Fortunately, the word is out now on what is needed for rapid, locally conducted, unequivocal, and early-stage detection of coronavirus infection. The test is RT-qPCR, the reverse transcriptase quantitative polymerase chain reaction, also denoted as real time or rRT-PCR.1 After considerable delay, hospitals in the West are now slowly beginning to acquire the instruments, reagents, and expertise for in-house testing. Devices like Cepheid’s new GeneXpert Systems, which can give results in less than 45 minutes, represent the current state of the art.2 Cepheid, and other companies including Mammoth and Sherlock Biosciences, are now poised to ship a new generation of even more accurate tests that take advantage of the high sensitivity of CRISPR–Cas editing.

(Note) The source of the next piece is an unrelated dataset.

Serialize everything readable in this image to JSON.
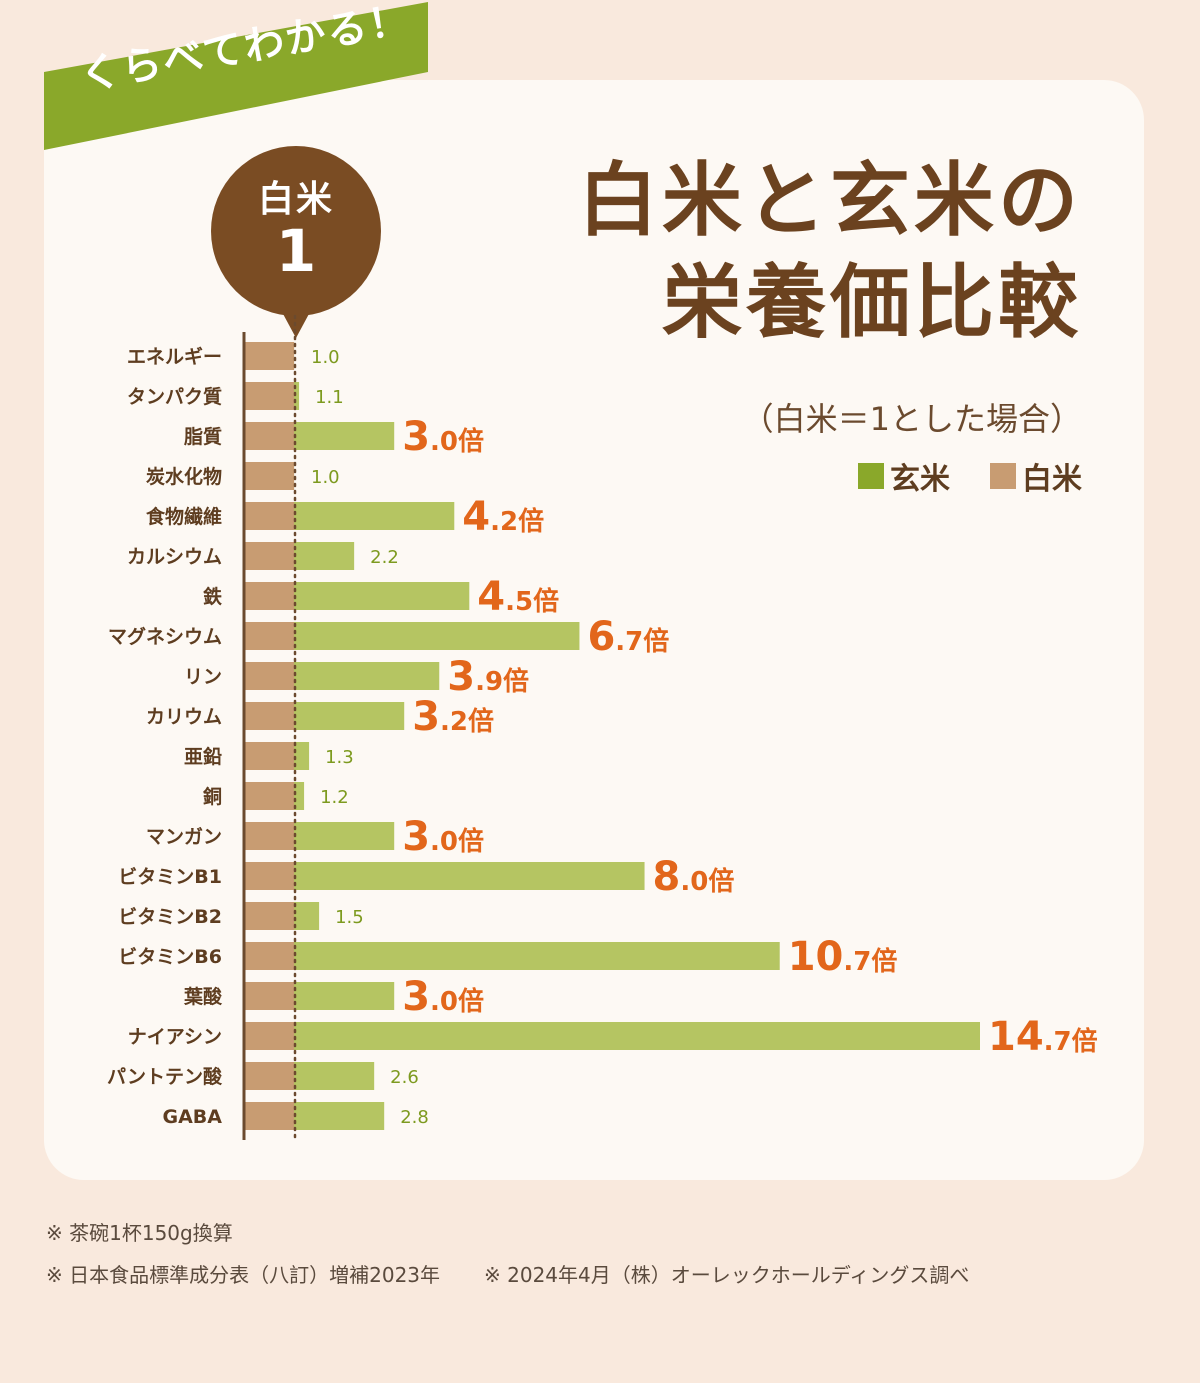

These tests employ loop-mediated amplification, a simplified technique that uses various primers similar to PCR but does not require the extensive thermal cycling for nucleic acid amplification.3
For those with full-blown coronavirus, the most important medicine is oxygen. When breathing first becomes difficult, pure oxygen can be delivered from tanks or created on the fly from oxygen concentrators. Home concentrators based on the molecular sieve principle are now cheap, safe, and widely available. They pump air through a zeolite material where nitrogen is first absorbed and then cyclically vented. As a stopgap, this is probably better than trying to use oxygen from an oxy-acetylene welding rig or a MAPP gas torch. Yes, the oxygen is the same as the medical grade stuff, but the rusted tanks are not.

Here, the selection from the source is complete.